Carbon credits and offsets are verified by 3rd party organizations, who root their evaluation in standards and protocols. Registries verify the amounts of carbon bought and sold, as well as the projects actively sequestering or reducing greenhouse gases, and help package the credits or offsets. Exchanges are marketplaces where credits and offsets are traded. Typically, credits and offsets feature renewable energy, energy-efficiency programs, the capture of methane or other pollution, or the expansion or protection of forests.
But now, a few start-up organizations are trying to figure out to how to make it easier for cities across the country to turn the carbon stored in urban forests into credits and offsets. If well-designed, implemented, and monitored, these new models have the potential to provide new revenue streams for strapped urban parks systems, protect existing green spaces from development, and bring more greenery to our cities and suburbs.
These organizations seem to build on the work already being done to monetize the carbon in urban forests in California — which has had an established, required cap and trade system since 2011 — spreading these ideas across states and cities where there are nascent markets. (It’s worth noting: after years of dysfunction but recent success, debate still rages on the effectiveness of California’s cap-and-trade system).

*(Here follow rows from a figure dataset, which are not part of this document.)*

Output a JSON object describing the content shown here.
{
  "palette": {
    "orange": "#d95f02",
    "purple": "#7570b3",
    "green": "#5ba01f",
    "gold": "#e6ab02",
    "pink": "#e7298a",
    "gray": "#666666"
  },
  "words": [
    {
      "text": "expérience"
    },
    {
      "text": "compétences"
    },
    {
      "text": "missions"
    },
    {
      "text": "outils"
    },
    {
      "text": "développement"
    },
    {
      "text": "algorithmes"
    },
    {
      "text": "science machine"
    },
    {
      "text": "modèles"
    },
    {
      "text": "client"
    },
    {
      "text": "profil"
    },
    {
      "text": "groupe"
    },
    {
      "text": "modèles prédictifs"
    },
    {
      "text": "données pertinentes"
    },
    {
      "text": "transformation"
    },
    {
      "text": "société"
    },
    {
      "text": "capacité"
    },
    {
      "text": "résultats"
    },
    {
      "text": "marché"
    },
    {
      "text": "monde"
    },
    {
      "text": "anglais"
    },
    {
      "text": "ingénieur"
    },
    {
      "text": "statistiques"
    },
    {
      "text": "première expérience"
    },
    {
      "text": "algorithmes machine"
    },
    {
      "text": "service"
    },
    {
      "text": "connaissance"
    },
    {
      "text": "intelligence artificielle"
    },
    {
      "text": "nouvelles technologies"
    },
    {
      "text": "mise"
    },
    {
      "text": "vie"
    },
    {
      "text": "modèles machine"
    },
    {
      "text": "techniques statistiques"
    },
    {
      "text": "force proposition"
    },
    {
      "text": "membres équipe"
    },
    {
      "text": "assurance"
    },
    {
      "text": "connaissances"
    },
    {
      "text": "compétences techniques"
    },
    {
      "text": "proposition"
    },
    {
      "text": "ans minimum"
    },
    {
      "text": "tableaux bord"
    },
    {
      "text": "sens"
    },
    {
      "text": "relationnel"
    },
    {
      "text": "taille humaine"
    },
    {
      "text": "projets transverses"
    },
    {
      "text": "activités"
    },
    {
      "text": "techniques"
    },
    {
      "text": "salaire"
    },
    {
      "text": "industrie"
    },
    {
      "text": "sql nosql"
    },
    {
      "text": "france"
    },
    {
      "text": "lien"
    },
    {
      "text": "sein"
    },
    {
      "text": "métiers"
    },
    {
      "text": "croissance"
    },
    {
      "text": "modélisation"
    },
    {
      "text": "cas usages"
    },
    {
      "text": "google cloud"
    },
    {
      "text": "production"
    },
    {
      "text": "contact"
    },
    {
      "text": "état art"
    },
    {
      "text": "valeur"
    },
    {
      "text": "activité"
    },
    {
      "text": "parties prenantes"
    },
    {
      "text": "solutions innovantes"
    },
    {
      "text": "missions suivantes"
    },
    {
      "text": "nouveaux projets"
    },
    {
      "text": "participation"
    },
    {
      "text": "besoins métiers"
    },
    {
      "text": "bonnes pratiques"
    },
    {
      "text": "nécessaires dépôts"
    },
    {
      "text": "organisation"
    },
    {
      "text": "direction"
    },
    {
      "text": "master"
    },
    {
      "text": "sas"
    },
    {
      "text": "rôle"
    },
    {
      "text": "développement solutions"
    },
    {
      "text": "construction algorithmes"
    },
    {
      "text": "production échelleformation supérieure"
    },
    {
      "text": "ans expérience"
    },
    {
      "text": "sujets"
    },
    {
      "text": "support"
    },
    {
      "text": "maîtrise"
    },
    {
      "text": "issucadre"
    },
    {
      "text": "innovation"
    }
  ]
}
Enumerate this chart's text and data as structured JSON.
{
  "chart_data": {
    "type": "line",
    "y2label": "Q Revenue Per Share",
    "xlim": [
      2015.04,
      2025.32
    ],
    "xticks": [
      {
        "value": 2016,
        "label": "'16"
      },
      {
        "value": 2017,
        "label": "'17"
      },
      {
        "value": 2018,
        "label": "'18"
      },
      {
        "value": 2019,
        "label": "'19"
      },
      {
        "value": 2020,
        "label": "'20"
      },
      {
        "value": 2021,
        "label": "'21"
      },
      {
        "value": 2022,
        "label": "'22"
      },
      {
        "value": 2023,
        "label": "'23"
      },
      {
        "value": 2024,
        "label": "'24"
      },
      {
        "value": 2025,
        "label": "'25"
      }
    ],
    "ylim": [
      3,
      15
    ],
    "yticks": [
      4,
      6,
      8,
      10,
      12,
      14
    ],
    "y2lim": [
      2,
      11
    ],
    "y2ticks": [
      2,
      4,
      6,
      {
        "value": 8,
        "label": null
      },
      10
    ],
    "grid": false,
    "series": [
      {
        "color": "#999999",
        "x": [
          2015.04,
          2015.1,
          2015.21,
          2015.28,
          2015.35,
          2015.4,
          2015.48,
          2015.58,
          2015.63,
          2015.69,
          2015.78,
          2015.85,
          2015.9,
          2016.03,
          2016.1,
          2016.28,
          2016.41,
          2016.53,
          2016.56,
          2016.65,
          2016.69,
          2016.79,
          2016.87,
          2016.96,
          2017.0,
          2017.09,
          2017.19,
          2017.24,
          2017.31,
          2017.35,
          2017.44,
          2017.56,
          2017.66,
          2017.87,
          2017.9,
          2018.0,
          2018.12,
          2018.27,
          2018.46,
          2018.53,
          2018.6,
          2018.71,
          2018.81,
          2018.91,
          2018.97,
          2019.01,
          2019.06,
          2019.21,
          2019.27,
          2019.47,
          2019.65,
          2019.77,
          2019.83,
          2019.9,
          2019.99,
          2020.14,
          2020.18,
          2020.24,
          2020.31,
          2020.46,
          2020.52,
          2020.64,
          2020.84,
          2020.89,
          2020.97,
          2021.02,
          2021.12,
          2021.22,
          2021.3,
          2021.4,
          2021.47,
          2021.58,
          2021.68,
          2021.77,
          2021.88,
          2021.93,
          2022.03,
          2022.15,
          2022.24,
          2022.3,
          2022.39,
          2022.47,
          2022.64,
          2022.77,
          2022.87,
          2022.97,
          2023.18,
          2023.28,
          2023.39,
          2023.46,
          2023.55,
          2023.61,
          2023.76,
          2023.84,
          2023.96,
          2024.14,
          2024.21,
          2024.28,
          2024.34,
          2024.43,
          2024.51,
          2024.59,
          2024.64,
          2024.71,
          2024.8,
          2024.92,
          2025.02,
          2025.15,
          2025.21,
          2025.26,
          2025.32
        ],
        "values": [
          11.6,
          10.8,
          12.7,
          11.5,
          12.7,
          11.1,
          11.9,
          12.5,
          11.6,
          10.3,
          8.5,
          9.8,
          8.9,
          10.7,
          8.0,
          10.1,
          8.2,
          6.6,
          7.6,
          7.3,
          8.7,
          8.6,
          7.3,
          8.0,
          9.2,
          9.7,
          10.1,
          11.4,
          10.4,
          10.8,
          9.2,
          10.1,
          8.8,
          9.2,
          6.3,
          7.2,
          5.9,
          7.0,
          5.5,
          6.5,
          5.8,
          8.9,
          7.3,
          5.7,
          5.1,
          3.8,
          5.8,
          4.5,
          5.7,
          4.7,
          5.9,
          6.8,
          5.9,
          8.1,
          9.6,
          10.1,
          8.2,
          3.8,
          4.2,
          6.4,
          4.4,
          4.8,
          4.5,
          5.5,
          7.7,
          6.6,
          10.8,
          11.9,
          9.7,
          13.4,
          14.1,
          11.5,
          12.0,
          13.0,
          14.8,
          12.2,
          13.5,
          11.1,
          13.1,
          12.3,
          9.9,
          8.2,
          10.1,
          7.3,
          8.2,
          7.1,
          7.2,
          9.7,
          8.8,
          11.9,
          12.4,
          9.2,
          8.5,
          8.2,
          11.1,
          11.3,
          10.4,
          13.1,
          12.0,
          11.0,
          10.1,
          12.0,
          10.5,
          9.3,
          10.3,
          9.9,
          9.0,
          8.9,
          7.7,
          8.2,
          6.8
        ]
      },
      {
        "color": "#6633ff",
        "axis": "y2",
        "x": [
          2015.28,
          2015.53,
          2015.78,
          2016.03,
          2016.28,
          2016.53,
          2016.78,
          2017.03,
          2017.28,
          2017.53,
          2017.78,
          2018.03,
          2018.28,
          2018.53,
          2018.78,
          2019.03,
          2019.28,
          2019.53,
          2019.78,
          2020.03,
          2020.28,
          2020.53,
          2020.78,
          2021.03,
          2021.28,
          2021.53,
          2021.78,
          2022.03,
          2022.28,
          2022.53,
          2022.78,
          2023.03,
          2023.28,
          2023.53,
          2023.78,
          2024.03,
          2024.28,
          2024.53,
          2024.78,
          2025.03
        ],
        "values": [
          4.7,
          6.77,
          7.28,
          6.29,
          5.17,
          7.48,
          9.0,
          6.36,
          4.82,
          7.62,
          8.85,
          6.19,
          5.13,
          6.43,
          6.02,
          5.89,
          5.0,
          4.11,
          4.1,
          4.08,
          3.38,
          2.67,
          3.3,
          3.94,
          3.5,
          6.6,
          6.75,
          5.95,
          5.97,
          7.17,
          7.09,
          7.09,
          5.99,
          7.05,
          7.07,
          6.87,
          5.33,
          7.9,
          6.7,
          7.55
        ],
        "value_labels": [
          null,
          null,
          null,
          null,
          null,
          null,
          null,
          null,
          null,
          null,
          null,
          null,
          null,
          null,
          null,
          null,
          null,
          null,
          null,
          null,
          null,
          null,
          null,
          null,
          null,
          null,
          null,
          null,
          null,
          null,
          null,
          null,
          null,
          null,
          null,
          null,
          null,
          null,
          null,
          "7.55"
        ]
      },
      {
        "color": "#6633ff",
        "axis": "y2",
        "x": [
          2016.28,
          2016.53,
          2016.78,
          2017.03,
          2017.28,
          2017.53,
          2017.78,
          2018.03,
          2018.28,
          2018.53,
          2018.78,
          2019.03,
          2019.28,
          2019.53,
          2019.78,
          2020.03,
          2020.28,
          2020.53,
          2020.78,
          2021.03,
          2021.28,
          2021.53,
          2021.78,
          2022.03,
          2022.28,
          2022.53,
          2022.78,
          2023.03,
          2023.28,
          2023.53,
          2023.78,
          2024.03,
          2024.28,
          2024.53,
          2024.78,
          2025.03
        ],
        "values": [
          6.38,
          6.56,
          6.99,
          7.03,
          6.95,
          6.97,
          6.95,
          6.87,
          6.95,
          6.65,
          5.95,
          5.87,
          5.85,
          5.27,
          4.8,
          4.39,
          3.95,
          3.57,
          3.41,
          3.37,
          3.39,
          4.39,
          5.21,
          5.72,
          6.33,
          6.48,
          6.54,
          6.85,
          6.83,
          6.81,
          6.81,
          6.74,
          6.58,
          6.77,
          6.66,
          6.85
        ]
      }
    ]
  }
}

City Forest Credits, based in Seattle, is a registry that has developed a “unique bundled credit” — that goes beyond just packaging carbon. Each credit includes “a metric ton of CO2; stormwater runoff reduction in cubic meters; air quality for O3, NOx, PM10, and Net VOCs; and energy savings in kWh/yr and kBtu/yr.”
City Forest Projects makes the case for their approach: projects are “implemented locally, with visible and quantified ecosystem benefits.” Furthermore, individuals, companies, and organizations can purchase credits in their own communities, keeping benefits local.
They’ve developed their own protocols for measuring the benefits of their credits. And on their website, they claim they have solid leads with a number of cities, including Austin, Texas, and Pittsburgh, Pennsylvania to turn urban forests into credits that can be traded.
For example, “we are beginning to work with urban forest stakeholders in Austin to assess larger-scale urban forest carbon projects that could generate significant volumes of CO₂ storage.” And in Pittsburgh, “a group of conservancy organizations has been working for over four years to preserve from development a large, 660-acre parcel of forested land in the City of Pittsburgh. We have had detailed discussions with the groups as they work to preserve not just the land, but the trees as well. A preservation carbon project could help preserve the trees, generate revenues for maintenance, demonstrate stewardship, and keep the many benefits of trees for the residents of the city.”
While City Forest Projects still seems to be formulating their approach and finding a market for the credits, Urban Offsets, another organization, appears to be farther ahead.
Their model is a bit different from City Forest Project’s. They package already-existing “high quality carbon offsets,” which have already been verified by registries, further evaluate the credits according to more than 50 criteria, and then bundle these offsets with “community tree programs.”
Urban Offsets makes the case for their approach: “Our unique offering involves the bundling of purchased third-party verified carbon offsets with tree plantings in local communities. This methodology presents a one-two punch against the traditional methods of offsets. Our model gives you the best of everything: local trees with proven ROI and positive impact that truly reduce carbon emissions.”
Urban Offsets is now partnering with urban tree planting organizations in New York City, Atlanta, Phoenix, Tempe, Charlotte, Durham, Greensboro, St. Louis, and Fayetteville. In New York City, they are working with Bette Midler’s well-regarded organization, the New York Restoration Project, and in Charlotte, with TreesCharlotte. They state these organizations are ensuring the trees are well-maintained.
It’s important that the trees underlining these urban forestry-based financial mechanisms are in good health. Given the high mortality rates for urban street trees, maintenance needs to be guaranteed to ensure the credibility of urban forests as long-term financial assets.
Much of Urban Offsets’ efforts seems driven by demand from Duke University, and their carbon offsets initiative. The Ivy of the South seeks to be carbon neutral by 2024. To meet that goal, Duke University will need to “offset approximately 185,000 tons of carbon dioxide equivalent-emissions per year.” Urban Offsets is the “exclusive” provider of urban forestry offsets for Duke.
Boosting both the supply and demand for urban forestry credits and offsets is then critical to creating the market — and ultimately benefiting the tree planting non-profits, conservancies, and park systems that could really use the extra revenue.